A mina a céu aberto, em Boticas, poderá começar a produzir em 2022. A garantia é de David Archer, presidente executivo da multinacional mineira Savannah, que confia nas medidas de mitigação do impacto ambiental da mina para garantir a aprovação do projeto.

Segundo declarações ao Jornal de Negócios publicadas este domingo, o presidente da empresa confirma que “em junho entregámos o estudo de impacto ambiental e estimamos que em novembro possa ser colocado em consulta pública, devendo ser aprovado no segundo trimestre do próximo ano”.

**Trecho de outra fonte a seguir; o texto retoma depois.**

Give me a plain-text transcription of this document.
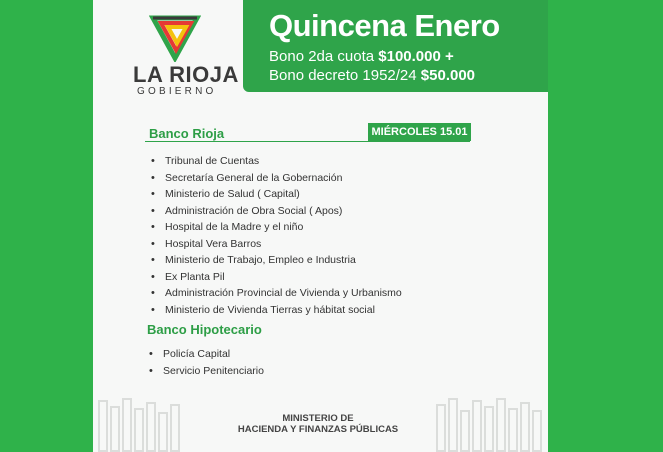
LA RIOJA
GOBIERNO
Quincena Enero
Bono 2da cuota $100.000 +
Bono decreto 1952/24 $50.000
Banco Rioja	MIÉRCOLES 15.01
• Tribunal de Cuentas
• Secretaría General de la Gobernación
• Ministerio de Salud ( Capital)
• Administración de Obra Social ( Apos)
• Hospital de la Madre y el niño
• Hospital Vera Barros
• Ministerio de Trabajo, Empleo e Industria
• Ex Planta Pil
• Administración Provincial de Vivienda y Urbanismo
• Ministerio de Vivienda Tierras y hábitat social
Banco Hipotecario
• Policía Capital
• Servicio Penitenciario
MINISTERIO DE
HACIENDA Y FINANZAS PÚBLICAS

O projeto tem sido alvo de protestos continuados da população Covas do Barroso (distrito de Vila Real) e de várias associações de proteção do ambiente. Mas Archer recusa o perigo ambiental da mina porque, diz, as regras europeias são “mais apertadas” relativamente ao que é praticado noutros países como o Chile ou a Austrália.

Após a aprovação do estudo de impacto ambiental e das medidas de mitigação “ambientais, sociais e económicas” propostas, a empresa poderá avançar com a construção da lavaria ainda em 2021, seguindo-se o início da produção no ano seguinte.

O investimento de 110 milhões de euros da Savannah irá permitir extrair concentrado de espodumena da mina, produto que é depois convertido em hidróxido de lítio que está na base das baterias elétricas da indústria automóvel. A Savannah calcula que a mina de Boticas irá garantir lítio suficiente para alimentar 600 mil veículos por ano.

Planos de expansão

Mas David Archer revela a vontade da Savannah em que o governo promova a construção de uma refinaria de lítio, evitando assim a sua expedição para a China.

“A construção de uma refinaria é essencial, caso contrário teremos de mandar o minério para a China, o que dificulta o processo. Mas essa não é a nossa área de atuação. Nós somos uma mineira”, diz. De qualquer forma, isso não o impede de dizer que a empresa“está disponível para apoiar” o projeto.

A empresa britânica pretende ainda garantir direitos para os restantes áreas de prospeção de lítio que o governo está a organizar, nomeadamente na Serra d’Arga, Barro/Alvão, Seixo/Vieira, Almendra, Barca Dalva/Canhão, Argemela, Guarda, Segura e Maçoeira.